座ったはいいものの、気まずい雰囲気が続く。
(ヤチェリー)「ペットでも買ったの?」
(ポゼ)「ペットじゃないよ!」
ヤチェリーが、そんな雰囲気を破壊した。
(ソニア)「いや、友達だ。」
(ヤチェリー)「そうなんだ。よくマリアに来れたね。」
(ソニア)「若干遠回りしたが、悪くなかった。…。」
言える。
(ソニア)「何で、急にいなくなった?」
(ヤチェリー)「手紙、読んだでしょ?あれが全て。自分の弱さで、毎日を生きていくのが辛くなった。危なかったら、タイダルが止めるよ。それがなかったから外に出た。見れば分かるでしょ?実際、危ないことないし、生きてるよ。」
変わらない。
強さでもあり弱い部分が、今もある。
(ソニア)「本当に、強くなってるか?」
(ヤチェリー)「…。」
(ソニア)「邪魔が入ったんだろ?丁度、お前がいなくなってから少し経ったくらいで、マリアの噂が出始めた。」
(ヤチェリー)「もういいよ。分かってるから。話すよ。気になるでしょ?それに、このままじゃ"二度と出られないよ"。」
ーーーーー
ヤチェリーは、自分がマリアに来た後に起きたことについて話し始めた。
なるべく簡潔に。
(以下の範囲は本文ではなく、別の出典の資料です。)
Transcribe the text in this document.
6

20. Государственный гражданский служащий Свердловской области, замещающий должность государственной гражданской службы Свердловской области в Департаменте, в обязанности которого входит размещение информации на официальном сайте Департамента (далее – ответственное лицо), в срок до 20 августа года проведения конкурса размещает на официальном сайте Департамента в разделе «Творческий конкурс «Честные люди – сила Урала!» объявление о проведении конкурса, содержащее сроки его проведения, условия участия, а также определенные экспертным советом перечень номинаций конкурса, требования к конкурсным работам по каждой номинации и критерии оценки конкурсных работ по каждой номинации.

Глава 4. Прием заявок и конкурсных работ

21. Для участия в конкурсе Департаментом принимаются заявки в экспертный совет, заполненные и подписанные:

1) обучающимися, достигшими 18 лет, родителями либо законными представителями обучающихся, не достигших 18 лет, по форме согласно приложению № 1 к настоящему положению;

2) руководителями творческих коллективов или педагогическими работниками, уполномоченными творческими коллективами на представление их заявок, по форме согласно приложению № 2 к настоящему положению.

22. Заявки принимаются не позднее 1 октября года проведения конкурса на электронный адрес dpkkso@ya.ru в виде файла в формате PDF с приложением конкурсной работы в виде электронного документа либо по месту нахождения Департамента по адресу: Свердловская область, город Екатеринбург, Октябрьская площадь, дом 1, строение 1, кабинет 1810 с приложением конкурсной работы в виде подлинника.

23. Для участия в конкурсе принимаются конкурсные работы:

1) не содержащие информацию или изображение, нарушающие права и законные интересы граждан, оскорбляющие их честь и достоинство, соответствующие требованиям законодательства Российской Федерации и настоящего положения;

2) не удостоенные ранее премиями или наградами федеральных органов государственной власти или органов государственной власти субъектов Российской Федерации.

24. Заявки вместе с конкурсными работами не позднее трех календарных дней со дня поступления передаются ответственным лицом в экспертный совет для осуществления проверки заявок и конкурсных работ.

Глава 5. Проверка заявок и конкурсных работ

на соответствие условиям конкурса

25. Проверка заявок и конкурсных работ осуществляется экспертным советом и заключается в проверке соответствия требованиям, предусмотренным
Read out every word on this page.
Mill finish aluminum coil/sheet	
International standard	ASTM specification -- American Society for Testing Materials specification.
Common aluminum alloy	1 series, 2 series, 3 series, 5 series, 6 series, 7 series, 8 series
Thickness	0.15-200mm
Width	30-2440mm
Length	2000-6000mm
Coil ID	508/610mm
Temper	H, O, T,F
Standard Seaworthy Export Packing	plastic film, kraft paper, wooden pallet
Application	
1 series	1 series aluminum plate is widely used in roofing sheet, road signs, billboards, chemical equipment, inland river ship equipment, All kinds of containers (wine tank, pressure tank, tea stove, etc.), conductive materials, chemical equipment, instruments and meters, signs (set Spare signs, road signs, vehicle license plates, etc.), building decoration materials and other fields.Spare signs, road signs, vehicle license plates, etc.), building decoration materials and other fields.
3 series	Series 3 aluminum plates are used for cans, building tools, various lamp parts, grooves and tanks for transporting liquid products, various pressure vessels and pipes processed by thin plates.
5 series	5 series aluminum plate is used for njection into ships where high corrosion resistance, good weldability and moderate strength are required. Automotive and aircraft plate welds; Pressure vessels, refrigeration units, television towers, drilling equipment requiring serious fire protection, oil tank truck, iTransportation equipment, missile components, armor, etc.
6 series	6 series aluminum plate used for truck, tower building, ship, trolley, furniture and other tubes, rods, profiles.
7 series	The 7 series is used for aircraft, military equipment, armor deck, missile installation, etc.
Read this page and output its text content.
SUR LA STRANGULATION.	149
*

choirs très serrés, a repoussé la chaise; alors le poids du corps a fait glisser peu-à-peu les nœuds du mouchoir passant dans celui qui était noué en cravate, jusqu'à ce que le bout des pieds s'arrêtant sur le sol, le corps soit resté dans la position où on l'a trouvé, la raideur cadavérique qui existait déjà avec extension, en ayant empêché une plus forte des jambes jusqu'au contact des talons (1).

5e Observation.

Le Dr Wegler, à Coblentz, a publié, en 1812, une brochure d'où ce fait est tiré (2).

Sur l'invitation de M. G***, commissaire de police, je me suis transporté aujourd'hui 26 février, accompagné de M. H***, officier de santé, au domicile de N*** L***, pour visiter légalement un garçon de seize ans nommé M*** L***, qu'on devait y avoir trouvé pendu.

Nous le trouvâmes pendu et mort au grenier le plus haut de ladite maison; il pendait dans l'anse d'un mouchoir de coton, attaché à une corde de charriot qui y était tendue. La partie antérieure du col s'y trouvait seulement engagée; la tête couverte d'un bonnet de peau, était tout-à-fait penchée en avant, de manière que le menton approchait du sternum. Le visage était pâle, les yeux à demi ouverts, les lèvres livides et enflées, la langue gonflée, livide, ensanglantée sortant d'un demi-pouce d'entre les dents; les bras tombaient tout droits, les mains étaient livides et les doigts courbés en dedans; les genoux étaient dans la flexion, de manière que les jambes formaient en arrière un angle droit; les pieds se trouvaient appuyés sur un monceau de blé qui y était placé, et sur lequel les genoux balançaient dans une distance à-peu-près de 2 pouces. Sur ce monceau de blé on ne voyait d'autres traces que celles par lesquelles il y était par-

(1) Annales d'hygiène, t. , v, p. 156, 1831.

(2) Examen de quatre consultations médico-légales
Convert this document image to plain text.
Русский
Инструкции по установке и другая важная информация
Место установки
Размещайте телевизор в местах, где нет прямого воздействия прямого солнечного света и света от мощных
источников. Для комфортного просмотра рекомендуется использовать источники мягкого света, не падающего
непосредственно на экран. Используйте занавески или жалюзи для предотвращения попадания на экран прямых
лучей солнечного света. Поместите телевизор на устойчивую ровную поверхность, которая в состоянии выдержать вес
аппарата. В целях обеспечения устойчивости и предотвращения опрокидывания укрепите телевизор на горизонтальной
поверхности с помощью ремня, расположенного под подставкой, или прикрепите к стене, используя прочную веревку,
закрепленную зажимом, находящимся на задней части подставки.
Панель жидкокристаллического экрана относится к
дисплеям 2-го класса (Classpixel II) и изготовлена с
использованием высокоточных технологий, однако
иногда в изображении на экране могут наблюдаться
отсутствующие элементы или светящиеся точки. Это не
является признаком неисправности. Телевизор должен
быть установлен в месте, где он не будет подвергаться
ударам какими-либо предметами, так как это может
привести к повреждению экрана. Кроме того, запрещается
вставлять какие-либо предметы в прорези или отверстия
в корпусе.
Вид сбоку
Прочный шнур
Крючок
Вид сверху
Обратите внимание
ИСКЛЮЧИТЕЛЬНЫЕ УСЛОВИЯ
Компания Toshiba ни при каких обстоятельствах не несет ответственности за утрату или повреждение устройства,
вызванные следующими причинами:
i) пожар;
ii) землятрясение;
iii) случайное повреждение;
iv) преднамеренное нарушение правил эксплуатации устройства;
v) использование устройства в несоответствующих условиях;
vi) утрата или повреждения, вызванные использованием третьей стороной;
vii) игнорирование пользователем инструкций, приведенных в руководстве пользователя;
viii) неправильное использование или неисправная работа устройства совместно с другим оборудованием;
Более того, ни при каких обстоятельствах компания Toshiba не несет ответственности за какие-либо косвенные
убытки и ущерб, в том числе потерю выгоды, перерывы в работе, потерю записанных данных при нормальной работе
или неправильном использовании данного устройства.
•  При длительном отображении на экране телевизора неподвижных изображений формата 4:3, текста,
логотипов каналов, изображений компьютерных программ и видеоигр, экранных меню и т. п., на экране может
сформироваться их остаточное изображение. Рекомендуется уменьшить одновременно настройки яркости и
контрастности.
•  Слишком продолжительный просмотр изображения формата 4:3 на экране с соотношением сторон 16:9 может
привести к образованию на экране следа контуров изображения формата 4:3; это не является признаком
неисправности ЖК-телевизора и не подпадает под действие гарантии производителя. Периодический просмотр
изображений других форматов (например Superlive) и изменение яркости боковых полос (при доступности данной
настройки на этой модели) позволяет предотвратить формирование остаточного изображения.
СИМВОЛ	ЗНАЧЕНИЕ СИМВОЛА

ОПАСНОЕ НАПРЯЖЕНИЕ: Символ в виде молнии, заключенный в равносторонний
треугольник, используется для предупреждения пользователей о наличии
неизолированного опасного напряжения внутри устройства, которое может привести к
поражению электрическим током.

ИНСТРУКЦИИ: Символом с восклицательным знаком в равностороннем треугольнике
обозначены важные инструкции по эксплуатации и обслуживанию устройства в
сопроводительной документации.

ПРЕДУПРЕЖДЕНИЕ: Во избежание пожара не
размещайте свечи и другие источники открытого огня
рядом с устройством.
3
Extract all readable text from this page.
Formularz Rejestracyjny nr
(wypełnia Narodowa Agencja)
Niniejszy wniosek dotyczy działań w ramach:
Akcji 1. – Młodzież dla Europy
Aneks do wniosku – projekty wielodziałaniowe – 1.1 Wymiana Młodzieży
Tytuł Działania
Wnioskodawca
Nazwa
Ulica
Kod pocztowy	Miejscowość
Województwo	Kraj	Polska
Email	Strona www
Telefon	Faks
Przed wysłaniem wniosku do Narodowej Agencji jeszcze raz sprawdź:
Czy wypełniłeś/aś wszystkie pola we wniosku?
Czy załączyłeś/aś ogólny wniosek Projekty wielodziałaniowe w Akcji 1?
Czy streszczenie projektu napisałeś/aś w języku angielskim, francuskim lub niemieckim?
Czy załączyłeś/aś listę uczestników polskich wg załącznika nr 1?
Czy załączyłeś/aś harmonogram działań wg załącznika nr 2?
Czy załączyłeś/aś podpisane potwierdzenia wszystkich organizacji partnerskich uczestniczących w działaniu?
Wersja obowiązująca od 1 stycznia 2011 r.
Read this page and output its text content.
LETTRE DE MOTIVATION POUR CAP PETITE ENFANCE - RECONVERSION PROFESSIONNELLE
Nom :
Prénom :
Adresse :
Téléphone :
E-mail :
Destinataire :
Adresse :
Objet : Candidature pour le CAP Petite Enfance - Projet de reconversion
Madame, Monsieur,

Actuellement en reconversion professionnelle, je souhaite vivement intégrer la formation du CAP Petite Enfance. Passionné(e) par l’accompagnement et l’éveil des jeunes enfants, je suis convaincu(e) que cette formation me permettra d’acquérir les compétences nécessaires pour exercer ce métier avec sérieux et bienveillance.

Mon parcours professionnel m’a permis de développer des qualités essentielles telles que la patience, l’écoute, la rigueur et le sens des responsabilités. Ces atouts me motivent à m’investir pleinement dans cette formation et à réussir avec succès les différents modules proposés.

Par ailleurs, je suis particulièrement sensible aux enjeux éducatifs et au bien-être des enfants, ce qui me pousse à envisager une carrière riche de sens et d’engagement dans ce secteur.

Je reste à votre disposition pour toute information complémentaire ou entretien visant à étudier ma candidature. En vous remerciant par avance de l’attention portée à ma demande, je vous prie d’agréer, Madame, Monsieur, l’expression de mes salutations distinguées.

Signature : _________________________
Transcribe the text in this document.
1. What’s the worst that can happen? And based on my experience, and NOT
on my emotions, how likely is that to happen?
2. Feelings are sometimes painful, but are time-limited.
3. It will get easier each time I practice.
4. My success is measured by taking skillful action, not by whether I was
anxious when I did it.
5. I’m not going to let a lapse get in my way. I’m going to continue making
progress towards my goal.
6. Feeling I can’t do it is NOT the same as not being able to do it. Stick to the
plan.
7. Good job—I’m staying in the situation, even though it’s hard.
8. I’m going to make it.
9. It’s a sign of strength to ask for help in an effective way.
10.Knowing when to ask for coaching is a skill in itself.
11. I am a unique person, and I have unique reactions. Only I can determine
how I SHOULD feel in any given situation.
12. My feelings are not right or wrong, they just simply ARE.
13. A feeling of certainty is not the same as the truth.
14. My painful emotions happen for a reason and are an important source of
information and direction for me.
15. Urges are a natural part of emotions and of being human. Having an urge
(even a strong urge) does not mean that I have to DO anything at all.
分かりやすく。
早くここから出たいと、思わせるような話し方で。
(ソニア)「王が死んだ?」
(ヤチェリー)「前にね。でもすぐに後継者は現れたよ。名前は"ディアノス"。国は混乱に陥っていたけど、上手く軌道を修正した。でもある日、ディアノスが騎士隊を連れてどこかに行ったんだ。そして帰って来た時、こうなった。"マリアの時間は止まって、砂漠の時間は加速し始めた"。」
(ポゼ)「ディアノスは何をしに行ったんだろう?」
(ヤチェリー)「さぁ。でも、"杖を持ってた"。行く時にはなかったはず。」
(ソニア)「根源はその杖か。」
(ポゼ)「二度と出られないのは嫌だよね。」
(ヤチェリー)「私も賛成。」
(ソニア)「人はいるのか?」
(ヤチェリー)「いるよ。元気な人は少ないけど。」
(ソニア)「そうか。なら、俺たちで行こう。ディアノスに会いに行く。最悪の場合も、考えておこう。」
旅が終わる危機以前に、命の危機でもある。
時が止まった国で、そう長い期間は生き残れないだろう。
"2026/01/23"読みやすくなるよう変更を加えました。流れの改変は行っていません。